Without trying to sound like a jerk, if the lake associations are holding water back, where does it go? Why don't those lakes flood from all that additional water? I am thinking that the actual flow of the river is less in Summer, for whatever reason. Perhaps not as much runoff as in Spring? I am sure it is very low in winter, as well. 80 - 90 cubic feet of water/second will add up pretty quickly. I would think it would flood those lake shores.


----------



## ESOX (Nov 20, 2000)

The real root of the very fast rises and drops of the Clinton Rivers levels lies with the development within the watershed. Paved roads, roofs, parking lots, fewer fields and trees. The water doesn't get into the ground to slowly and steadily the river through springs. After each runoff event it runs off the hard surfaces, races to the river in ditches and pipes, the river rapidly rises and falls. Even in my lifetime there has been a huge increase in the speed and severity of runoff events.


----------



## WALLEYE MIKE (Jan 7, 2001)

The main problem is with mother nature. Lets see what you can do with her? Betcha won't get too far.
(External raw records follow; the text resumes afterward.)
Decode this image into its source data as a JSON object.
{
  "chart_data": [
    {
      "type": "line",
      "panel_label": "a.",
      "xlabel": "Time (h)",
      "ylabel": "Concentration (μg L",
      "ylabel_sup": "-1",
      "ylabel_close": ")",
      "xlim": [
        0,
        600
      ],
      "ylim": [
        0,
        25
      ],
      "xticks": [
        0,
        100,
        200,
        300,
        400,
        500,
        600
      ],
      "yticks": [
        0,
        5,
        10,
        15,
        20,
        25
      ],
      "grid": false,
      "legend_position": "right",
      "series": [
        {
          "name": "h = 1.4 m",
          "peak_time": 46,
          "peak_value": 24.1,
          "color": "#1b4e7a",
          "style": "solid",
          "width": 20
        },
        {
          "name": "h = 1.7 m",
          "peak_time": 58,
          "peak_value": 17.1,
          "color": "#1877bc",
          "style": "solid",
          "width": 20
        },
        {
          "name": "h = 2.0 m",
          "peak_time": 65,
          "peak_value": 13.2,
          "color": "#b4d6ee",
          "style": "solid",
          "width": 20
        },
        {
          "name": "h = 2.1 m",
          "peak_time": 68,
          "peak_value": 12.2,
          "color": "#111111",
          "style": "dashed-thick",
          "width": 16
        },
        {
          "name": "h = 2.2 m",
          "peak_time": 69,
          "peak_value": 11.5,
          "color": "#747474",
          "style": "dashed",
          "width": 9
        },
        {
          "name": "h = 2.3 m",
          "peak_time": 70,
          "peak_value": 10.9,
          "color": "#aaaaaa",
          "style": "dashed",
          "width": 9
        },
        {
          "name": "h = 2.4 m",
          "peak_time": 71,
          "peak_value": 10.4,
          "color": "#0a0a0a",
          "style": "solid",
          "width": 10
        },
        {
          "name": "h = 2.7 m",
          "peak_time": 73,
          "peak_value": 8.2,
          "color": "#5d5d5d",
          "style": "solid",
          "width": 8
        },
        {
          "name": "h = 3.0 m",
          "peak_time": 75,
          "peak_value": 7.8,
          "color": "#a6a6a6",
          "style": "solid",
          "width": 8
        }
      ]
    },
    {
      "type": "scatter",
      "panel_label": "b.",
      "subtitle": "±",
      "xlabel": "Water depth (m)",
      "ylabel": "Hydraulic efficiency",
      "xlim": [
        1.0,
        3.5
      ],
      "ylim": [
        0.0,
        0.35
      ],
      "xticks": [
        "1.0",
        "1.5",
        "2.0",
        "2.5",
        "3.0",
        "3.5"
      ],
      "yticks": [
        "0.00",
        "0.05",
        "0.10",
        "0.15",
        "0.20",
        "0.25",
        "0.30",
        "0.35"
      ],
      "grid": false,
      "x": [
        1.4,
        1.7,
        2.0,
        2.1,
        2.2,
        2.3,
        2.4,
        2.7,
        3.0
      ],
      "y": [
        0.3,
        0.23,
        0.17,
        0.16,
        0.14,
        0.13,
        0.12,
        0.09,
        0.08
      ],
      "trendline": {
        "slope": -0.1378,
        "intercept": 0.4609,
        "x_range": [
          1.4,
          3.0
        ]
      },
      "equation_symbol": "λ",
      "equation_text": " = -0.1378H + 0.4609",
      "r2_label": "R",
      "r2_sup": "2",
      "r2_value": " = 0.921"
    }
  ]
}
Clinton is getting filled up today.


----------



## supermetallogic (Jan 18, 2010)

In other states where I lived the army coorps of engineers monitored and controlled all water levels being released or held back by dams not home owners lake associations .Not that they always did what was right but improvments were made,better than whats happening here.


----------



## Fishndude (Feb 22, 2003)

Not that the Army Corps of Engineers doesn't do lots of things well, but they created the system of canals that is likely to allow Asian Silver and Bighead Carp into the Great Lakes. They are not the omnicient entity they may seem to be. I am sure they do not monitor all rivers flowing past dams in MI. It sure is great when the dredge the sand out of the mouth of the Ausable river, though. Well, at least it used to be.


----------



## Maverick1 (Jan 28, 2009)

Severe spikes in the water levels downstream can be directly linked to water retention upstream... especially when water levels and rain flow levels hold steady and such incidents occur. 

That being said, if we could have the lakes filled in upstream first during excess flow periods and maintain typical flow rates during dry periods, we may have a chance to do something and improve the fishery. When this post started we were experiencing a dry time and water levels dropped 8 inches in two days then rose again. Why... Dams. There was no rain, no excess flow, no outside events. Just the raising of lake levels. 

I'm not saying this is the only issue, but it is one that could be easily corrected.


----------